All grains could technically lead to carbohydrate=sugar addiction. Our body processes grains as if they are sugar because of the large “carbohydrate load” relative to the amount of nutrients.
No way: Amaranth, Barley, Buckwheat, Corn, Hominy, Oats, Quinoa, Rice, Rye, Wheat.
Snacks and Energy drinks:
Energy drinks are full of sugar and have abnormally high doses of caffeine, making them a no-go on any healthy diet. It goes without saying that THAT includes the Paleo diet.
The forbidden snack list includes, but is not limited to:
Alcohol, Chips, Cookies, Crackers, French Fries, Hot Dogs, Pastries, Pretzels, Sausages* (*due to grains/gluten).
Scientific research and epidemiological studies show diets rich in Monounsaturated and Omega-3 fats dramatically reduce the instances of obesity, cancer, heart disease, diabetes, and decline in cognition.
Cutting out fructose and grains from your diet effectively eliminates one of the underlying causes of numerous health problems, including overweight/obesity, hypertension, insulin resistance, high triglycerides and high cholesterol.
Those who claim a loss of nutrients from lack of grains and dairy are incorrect.

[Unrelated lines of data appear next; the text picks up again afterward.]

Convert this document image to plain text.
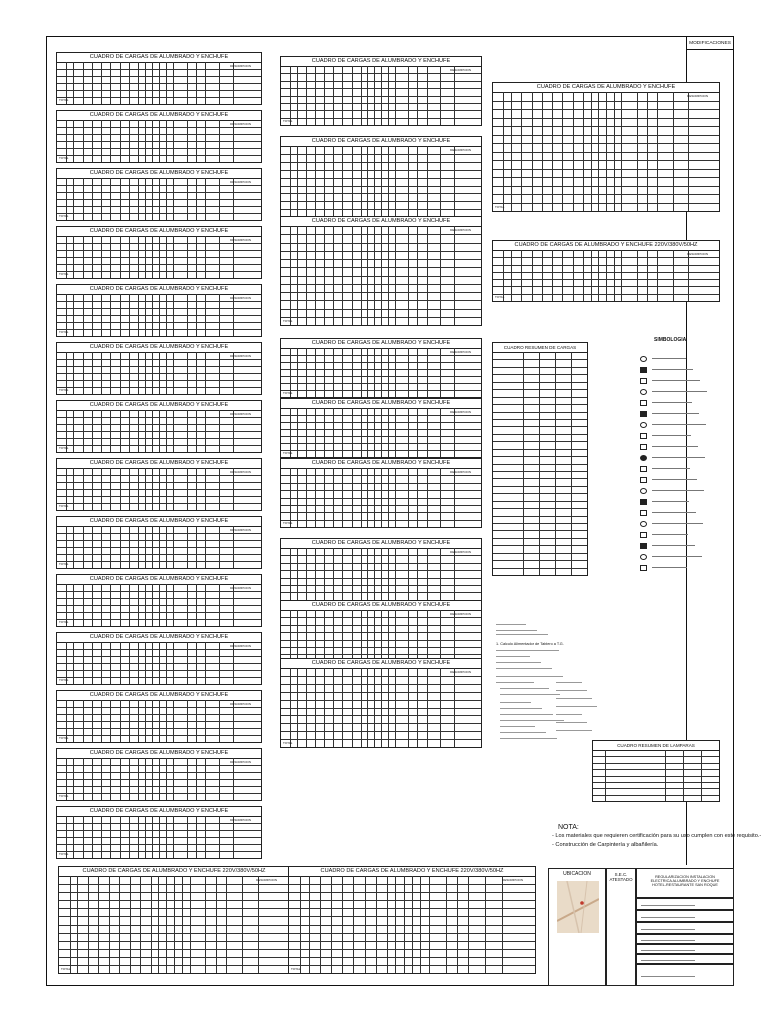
MODIFICACIONES
CUADRO DE CARGAS DE ALUMBRADO Y ENCHUFE
DESCRIPCION
TOTAL
CUADRO DE CARGAS DE ALUMBRADO Y ENCHUFE
DESCRIPCION
TOTAL
CUADRO DE CARGAS DE ALUMBRADO Y ENCHUFE
DESCRIPCION
TOTAL
CUADRO DE CARGAS DE ALUMBRADO Y ENCHUFE
DESCRIPCION
TOTAL
CUADRO DE CARGAS DE ALUMBRADO Y ENCHUFE
DESCRIPCION
TOTAL
CUADRO DE CARGAS DE ALUMBRADO Y ENCHUFE
DESCRIPCION
TOTAL
CUADRO DE CARGAS DE ALUMBRADO Y ENCHUFE
DESCRIPCION
TOTAL
CUADRO DE CARGAS DE ALUMBRADO Y ENCHUFE
DESCRIPCION
TOTAL
CUADRO DE CARGAS DE ALUMBRADO Y ENCHUFE
DESCRIPCION
TOTAL
CUADRO DE CARGAS DE ALUMBRADO Y ENCHUFE
DESCRIPCION
TOTAL
CUADRO DE CARGAS DE ALUMBRADO Y ENCHUFE
DESCRIPCION
TOTAL
CUADRO DE CARGAS DE ALUMBRADO Y ENCHUFE
DESCRIPCION
TOTAL
CUADRO DE CARGAS DE ALUMBRADO Y ENCHUFE
DESCRIPCION
TOTAL
CUADRO DE CARGAS DE ALUMBRADO Y ENCHUFE
DESCRIPCION
TOTAL
CUADRO DE CARGAS DE ALUMBRADO Y ENCHUFE
DESCRIPCION
TOTAL
CUADRO DE CARGAS DE ALUMBRADO Y ENCHUFE
DESCRIPCION
CUADRO DE CARGAS DE ALUMBRADO Y ENCHUFE
DESCRIPCION
TOTAL
CUADRO DE CARGAS DE ALUMBRADO Y ENCHUFE
DESCRIPCION
TOTAL
CUADRO DE CARGAS DE ALUMBRADO Y ENCHUFE
DESCRIPCION
TOTAL
CUADRO DE CARGAS DE ALUMBRADO Y ENCHUFE
DESCRIPCION
TOTAL
CUADRO DE CARGAS DE ALUMBRADO Y ENCHUFE
DESCRIPCION
CUADRO DE CARGAS DE ALUMBRADO Y ENCHUFE
DESCRIPCION
CUADRO DE CARGAS DE ALUMBRADO Y ENCHUFE
DESCRIPCION
TOTAL
CUADRO DE CARGAS DE ALUMBRADO Y ENCHUFE
DESCRIPCION
TOTAL
CUADRO DE CARGAS DE ALUMBRADO Y ENCHUFE 220V/380V/50HZ
DESCRIPCION
TOTAL
CUADRO DE CARGAS DE ALUMBRADO Y ENCHUFE 220V/380V/50HZ
DESCRIPCION
TOTAL
CUADRO DE CARGAS DE ALUMBRADO Y ENCHUFE 220V/380V/50HZ
DESCRIPCION
TOTAL
CUADRO RESUMEN DE CARGAS
SIMBOLOGIA
1. Calculo Alimentador de Tablero a T.G.
CUADRO RESUMEN DE LAMPARAS
NOTA:
- Los materiales que requieren certificación para su uso cumplen con este requisito.-
- Construcción de Carpintería y albañilería.
UBICACION	S.E.C.
ATESTADO	REGULARIZACION INSTALACION
ELECTRICA ALUMBRADO Y ENCHUFE
HOTEL-RESTAURANTE SAN ROQUE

These nutrients are attainable through fruits, vegetables, root vegetables (beets, sweet potatoes) and supplemental vitamin D.
Some experts feel it is too high in protein which shows to be harmful if you have existing kidney disease, but so far, there is no proof it is harmful to those with normal kidney function. It is also high in inflammatory omega-6 acids, from meat.
In my opinion, quality omega-3 supplements will counteract the effects of the excess omega-6s. Also, the jury is still out on what the ideal amount of fat we should consume in our diets. We do know we should eat healthy fats, paleo or not.
Those fats are avocados, butter, coconut oil, nuts, and eggs. Lastly, some literature shows meat consumption exceeding three times weekly has a correlation with an increase in the incidence of colon cancer. However, studies have not been performed on those eating a Paleo diet.
Eating paleo meals are a “lifestyle, ” and there are plenty of recipes and discussion boards “out there.” You can easily learn how to choose foods to eat out “safely.” If you want to try eating “gluten-free” or “dairy-free,” this does all of that for you.
In addition, you need to learn to read labels for hidden gluten and whey or casein. Lastly, please don’t eat kangaroo.